Voters may notice that Culp’s campaign statement is missing from the voter’s guide. His campaign submitted it to the Secretary of State, but was told that the emails were never received.

“What I know is my campaign submitted it and it didn’t go through on the website, and then we tried to confirm that it had been put up there, and my campaign manager had a conversation with [Secretary of State Kim Wyman] last Sunday,” he said. “Then she put out a statement, she told my campaign manager that there was a glitch. And I’m not the only campaign that didn’t get information up, so I’m not sure what went on there, but we’re putting it out … on my Facebook page.”

Culp says he has more than 50,000 followers on his Facebook page.

“We’re over 50,000 people, and it’s because of my message of individual freedom and liberty and getting our government back within the confines of the rule of law, which is the Constitution of the state of Washington,” Culp said. “That’s the rule book for our government, and for 35 years we’d had Democrat control of the state. And they’re not following the rule book.”

Culp’s message as been the same since day one, which he said differs from some of his competitors.

“If you watch … my competitors, they have changed their tune. They have adopted a lot of my talking points and a lot of my positions on the rule of law and the Constitution because that’s the whole thing,” Culp said. “We need to return individual freedom and liberty to this state. And the only way to do that is to get our government to quit acting like a nanny, quit acting like our boss, and realize their role as a public servant, and get them back within the confines of the Constitution and the rule of law in order to allow us to live our lives.”

Culp assured that, as governor, he would appoint department heads that share his same mentality and recognize that government works for the citizens. Culp said he would have three rules.

“I’ve got three rules for everything, every bill that comes across my desk,” he said. “And number one, is it constitutional, because the Constitution is the rule book for our government? And number two, will this bill that they’re proposing help the citizens of Washington state? Because that’s the only special interest group I’m working for, is the citizens. And number three, can we afford it without any new taxes? So they’re either going to get on board or we’re going to have quite a few bills vetoed, which is fine.”

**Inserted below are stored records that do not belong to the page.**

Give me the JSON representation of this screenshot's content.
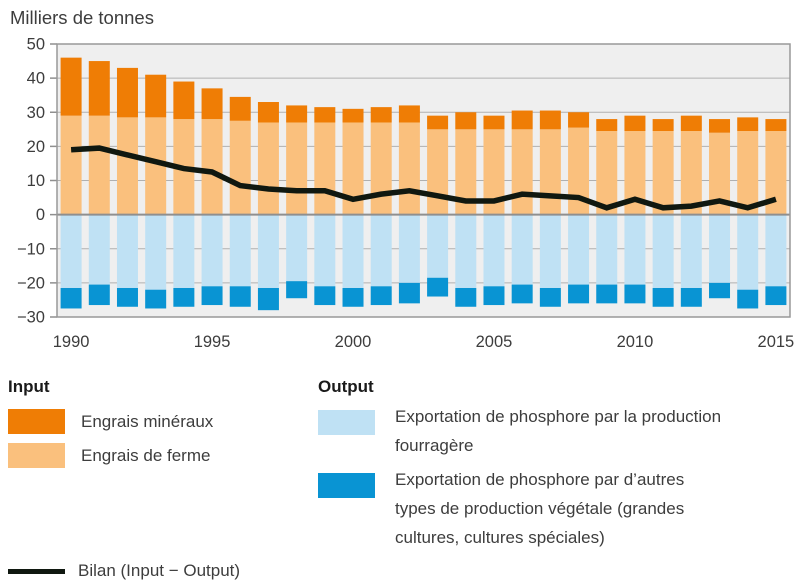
{
  "title": "Milliers de tonnes",
  "chart_data": {
    "type": "bar",
    "subtype": "stacked-bars-with-line",
    "title": "Milliers de tonnes",
    "ylabel": "Milliers de tonnes",
    "xlabel": "",
    "x": [
      1990,
      1991,
      1992,
      1993,
      1994,
      1995,
      1996,
      1997,
      1998,
      1999,
      2000,
      2001,
      2002,
      2003,
      2004,
      2005,
      2006,
      2007,
      2008,
      2009,
      2010,
      2011,
      2012,
      2013,
      2014,
      2015
    ],
    "x_tick_years": [
      1990,
      1995,
      2000,
      2005,
      2010,
      2015
    ],
    "x_tick_labels": [
      "1990",
      "1995",
      "2000",
      "2005",
      "2010",
      "2015"
    ],
    "ylim": [
      -30,
      50
    ],
    "y_ticks": [
      50,
      40,
      30,
      20,
      10,
      0,
      -10,
      -20,
      -30
    ],
    "y_tick_labels": [
      "50",
      "40",
      "30",
      "20",
      "10",
      "0",
      "−10",
      "−20",
      "−30"
    ],
    "grid": true,
    "legend_position": "bottom",
    "background": "#efefef",
    "gridline_color": "#b0b0b0",
    "axis_color": "#8f8f8f",
    "series": [
      {
        "id": "mineraux",
        "name": "Engrais minéraux",
        "type": "bar",
        "stack": "input",
        "color": "#ef7d05",
        "values": [
          17,
          16,
          14.5,
          12.5,
          11,
          9,
          7,
          6,
          5,
          4.5,
          4,
          4.5,
          5,
          4,
          5,
          4,
          5.5,
          5.5,
          4.5,
          3.5,
          4.5,
          3.5,
          4.5,
          4,
          4,
          3.5
        ]
      },
      {
        "id": "ferme",
        "name": "Engrais de ferme",
        "type": "bar",
        "stack": "input",
        "color": "#fac07d",
        "values": [
          29,
          29,
          28.5,
          28.5,
          28,
          28,
          27.5,
          27,
          27,
          27,
          27,
          27,
          27,
          25,
          25,
          25,
          25,
          25,
          25.5,
          24.5,
          24.5,
          24.5,
          24.5,
          24,
          24.5,
          24.5
        ]
      },
      {
        "id": "fourragere",
        "name": "Exportation de phosphore par la production fourragère",
        "type": "bar",
        "stack": "output",
        "color": "#bfe1f4",
        "values": [
          -21.5,
          -20.5,
          -21.5,
          -22,
          -21.5,
          -21,
          -21,
          -21.5,
          -19.5,
          -21,
          -21.5,
          -21,
          -20,
          -18.5,
          -21.5,
          -21,
          -20.5,
          -21.5,
          -20.5,
          -20.5,
          -20.5,
          -21.5,
          -21.5,
          -20,
          -22,
          -21
        ]
      },
      {
        "id": "autres",
        "name": "Exportation de phosphore par d’autres types de production végétale (grandes cultures, cultures spéciales)",
        "type": "bar",
        "stack": "output",
        "color": "#0994d3",
        "values": [
          -6,
          -6,
          -5.5,
          -5.5,
          -5.5,
          -5.5,
          -6,
          -6.5,
          -5,
          -5.5,
          -5.5,
          -5.5,
          -6,
          -5.5,
          -5.5,
          -5.5,
          -5.5,
          -5.5,
          -5.5,
          -5.5,
          -5.5,
          -5.5,
          -5.5,
          -4.5,
          -5.5,
          -5.5
        ]
      },
      {
        "id": "bilan",
        "name": "Bilan (Input − Output)",
        "type": "line",
        "color": "#101810",
        "values": [
          19,
          19.5,
          17.5,
          15.5,
          13.5,
          12.5,
          8.5,
          7.5,
          7,
          7,
          4.5,
          6,
          7,
          5.5,
          4,
          4,
          6,
          5.5,
          5,
          2,
          4.5,
          2,
          2.5,
          4,
          2,
          4.5
        ]
      }
    ]
  },
  "legend": {
    "input_header": "Input",
    "output_header": "Output",
    "mineraux_label": "Engrais minéraux",
    "ferme_label": "Engrais de ferme",
    "fourragere_lines": [
      "Exportation de phosphore par la production",
      "fourragère"
    ],
    "autres_lines": [
      "Exportation de phosphore par d’autres",
      "types de production végétale (grandes",
      "cultures, cultures spéciales)"
    ],
    "bilan_label": "Bilan (Input − Output)"
  }
}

His top three goals as governor include eliminating the “excessive regulations that are strangling our businesses” as part of the Washington Administrative Code. As mentioned earlier, he also wants to appoint leaders who understand the servant role of government.

“So those are two huge things, and I’m going to be sending a letter to places like King County and Seattle to give them 60 to 90 days to get the criminals and the lawlessness under control in their cities, or the full force of the state of Washington will have to come in and do it for them, just like the governor of Texas did with Austin and they cleaned it up,” he said. “And I’ve got solutions for all of these things listed on my website.”

Culp is committed to applying the rule of law if he were to be elected governor.

“I talk about when the rule of law is followed and our government works within the confines of the rule book, which is the Constitution, it doesn’t matter what color of skin you have,” he said. “It doesn’t matter your income, your sex, your orientation, it doesn’t matter anything. Everyone is protected equally under the law when it is applied. … I will be that governor that applies the Constitution, the rule of law and keeps our government within its confines. And so everyone is treated equally.”

“That’s what this country was founded on. That’s what Washington state was founded,” he added. “Article one, section seven, says that no citizens shall be disturbed of their private affairs. And article one, section one, says that the power is inherent in the people and government is there to protect citizens’ rights. It’s a beautiful document. We just need people in government office to follow it. And I will.”